I was never the child who said she wanted to be a princess or an astronaut growing up, but instead, I told people I wanted to be an author. I always liked to read and write short stories, but I slowly forgot about my dream as I grew older. Shortly after my great-grandma passed away in late 2014, I decided to write a children’s book based on my personal experiences with her. Grammy and Me⎯written and illustrated by myself⎯captures the beautiful relationship between grandparent and grandchild. I wrote this story because I wanted to highlight the things I thought were missing from most children’s books today, hoping that they will benefit everyone who reads it.

Grammy and Me reinforces the importance of family values. A family unit supports children in limitless ways, teaching them about the world, history, and self-awareness. As I look around in public places, I see kids with their parents. The little ones usually have some sort of electronic device in hand, and the parents are having their own conversations. I’m all for technology because you can learn a lot from it, but by actually talking and spending time with children during their early years, families play a vital role in making sure their kids thrive and live their lives positively. My great-grandmother and I did countless amounts of activities together; shopping, dining, cooking – I could go on.  The list of things I learned from her is almost endless.

Grammy and Me highlights diversity in children’s literature. Kids are not being exposed to true representation in their books. Why was it that in 2015 85.8% of children’s books were about white or non-human characters? This isn’t an accurate depiction of what the world is like. Children need diverse books, so that they grow up seeing themselves represented in the stories they read. The characters in my book are African-American. The first time I heard a little girl say “she has the same hair as me!” while pointing to my book, was priceless. I didn’t have books with characters that looked like me when I was a child, so I’m grateful that I can provide this for other kids.

Lastly, I hope that Grammy and Me can inspire anyone who is experiencing self-doubt to go for what they want to achieve! I was a full-time college student trying to get good grades, work, have a social life, AND was writing a children’s book all at once. The self-doubt I had was unimaginable. I often told myself I couldn’t do it. Not to mention how many times I thought my writing and illustrations wouldn’t stand a chance against competing books. But I went for it. I pushed myself and I re-drafted and re-drew until I thought I had succeeded. Before I knew it, I was a published author and selling books.

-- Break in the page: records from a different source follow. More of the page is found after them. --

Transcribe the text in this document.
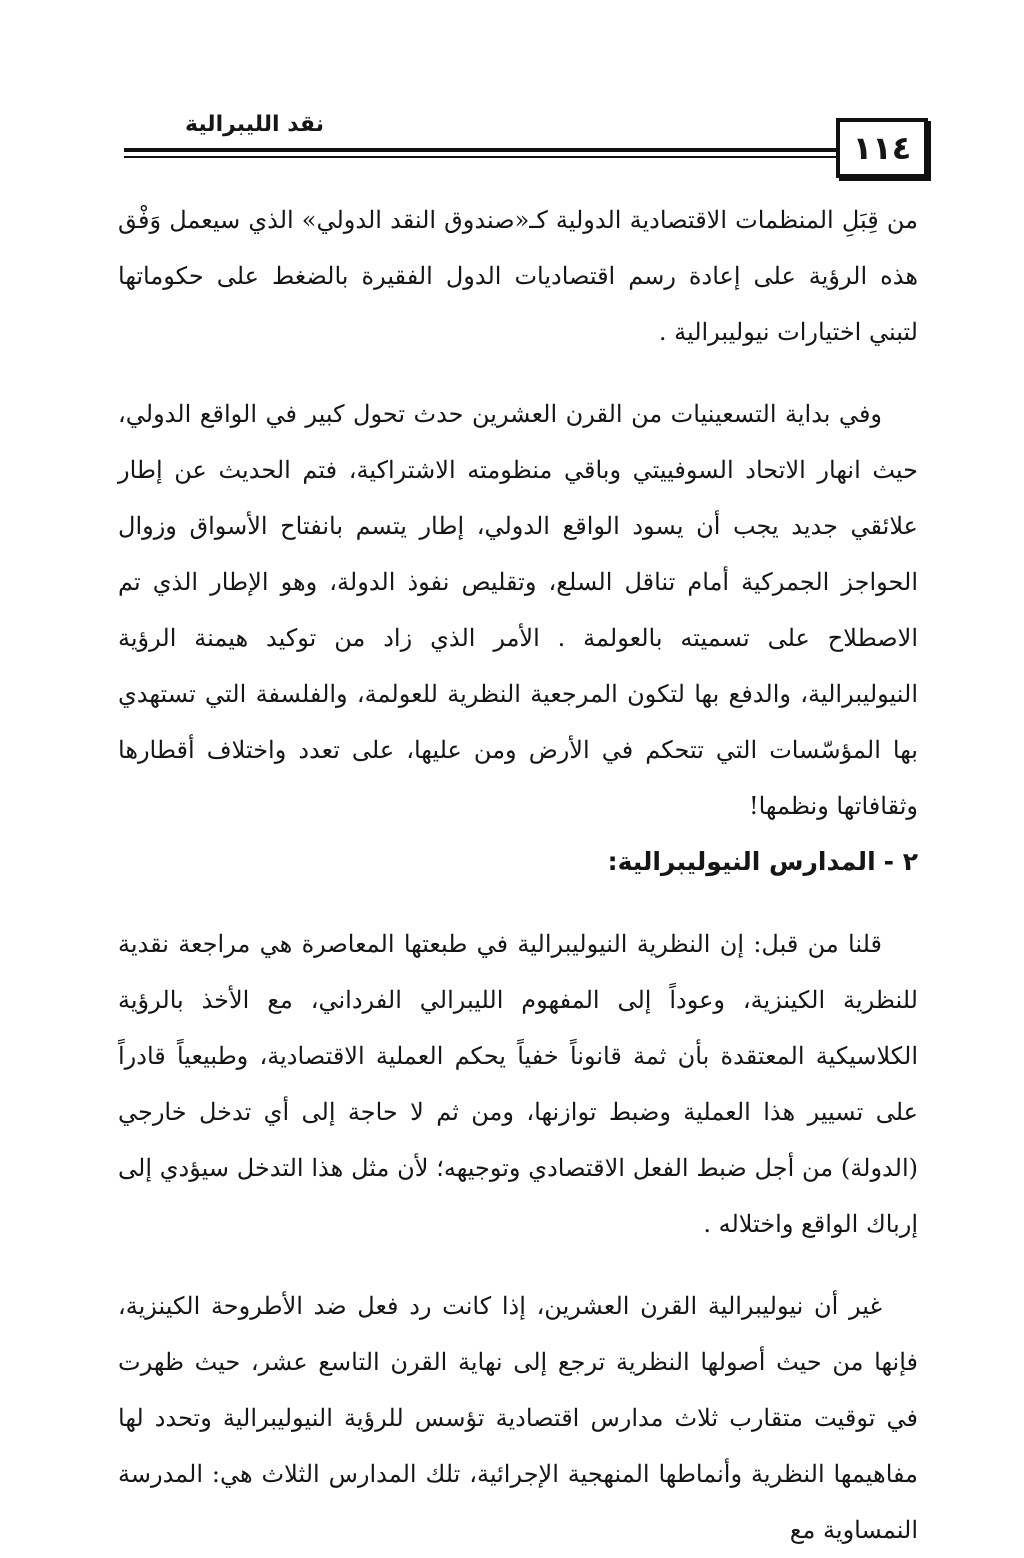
نقد الليبرالية
١١٤

من قِبَلِ المنظمات الاقتصادية الدولية كـ«صندوق النقد الدولي» الذي سيعمل وَفْق هذه الرؤية على إعادة رسم اقتصاديات الدول الفقيرة بالضغط على حكوماتها لتبني اختيارات نيوليبرالية .

وفي بداية التسعينيات من القرن العشرين حدث تحول كبير في الواقع الدولي، حيث انهار الاتحاد السوفييتي وباقي منظومته الاشتراكية، فتم الحديث عن إطار علائقي جديد يجب أن يسود الواقع الدولي، إطار يتسم بانفتاح الأسواق وزوال الحواجز الجمركية أمام تناقل السلع، وتقليص نفوذ الدولة، وهو الإطار الذي تم الاصطلاح على تسميته بالعولمة . الأمر الذي زاد من توكيد هيمنة الرؤية النيوليبرالية، والدفع بها لتكون المرجعية النظرية للعولمة، والفلسفة التي تستهدي بها المؤسّسات التي تتحكم في الأرض ومن عليها، على تعدد واختلاف أقطارها وثقافاتها ونظمها!

٢ -المدارس النيوليبرالية:

قلنا من قبل: إن النظرية النيوليبرالية في طبعتها المعاصرة هي مراجعة نقدية للنظرية الكينزية، وعوداً إلى المفهوم الليبرالي الفرداني، مع الأخذ بالرؤية الكلاسيكية المعتقدة بأن ثمة قانوناً خفياً يحكم العملية الاقتصادية، وطبيعياً قادراً على تسيير هذا العملية وضبط توازنها، ومن ثم لا حاجة إلى أي تدخل خارجي (الدولة) من أجل ضبط الفعل الاقتصادي وتوجيهه؛ لأن مثل هذا التدخل سيؤدي إلى إرباك الواقع واختلاله .

غير أن نيوليبرالية القرن العشرين، إذا كانت رد فعل ضد الأطروحة الكينزية، فإنها من حيث أصولها النظرية ترجع إلى نهاية القرن التاسع عشر، حيث ظهرت في توقيت متقارب ثلاث مدارس اقتصادية تؤسس للرؤية النيوليبرالية وتحدد لها مفاهيمها النظرية وأنماطها المنهجية الإجرائية، تلك المدارس الثلاث هي: المدرسة النمساوية مع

I wrote this story to make a change; to portray things that most children’s books don’t, all pertaining to kindness, which flows throughout the pages. One fellow Channel Kindness reporter once said, “There’s kindness everywhere, you just have to know where to look!” I love this statement because it’s so true! Kindness can be found anywhere, even on the shelves of the library. I am hopeful that the children and parents who read Grammy and Me will benefit from it, and possibly will discover more reasons on how the story promotes a kinder world beyond mine.

Tyrah Majors

Tyrah Majors, 20, was born and raised in San Diego but currently lives in Orange County, California as she studies Broadcast Journalism at California State University, Fullerton. She recently published "Grammy and Me," a children's book she both wrote and illustrated. Tyrah also has a passion for modeling and acting. She has been seen in advertisements for international companies such as Coca-Cola, AT&T, and Purell. Tyrah's dream job is to work at E! News.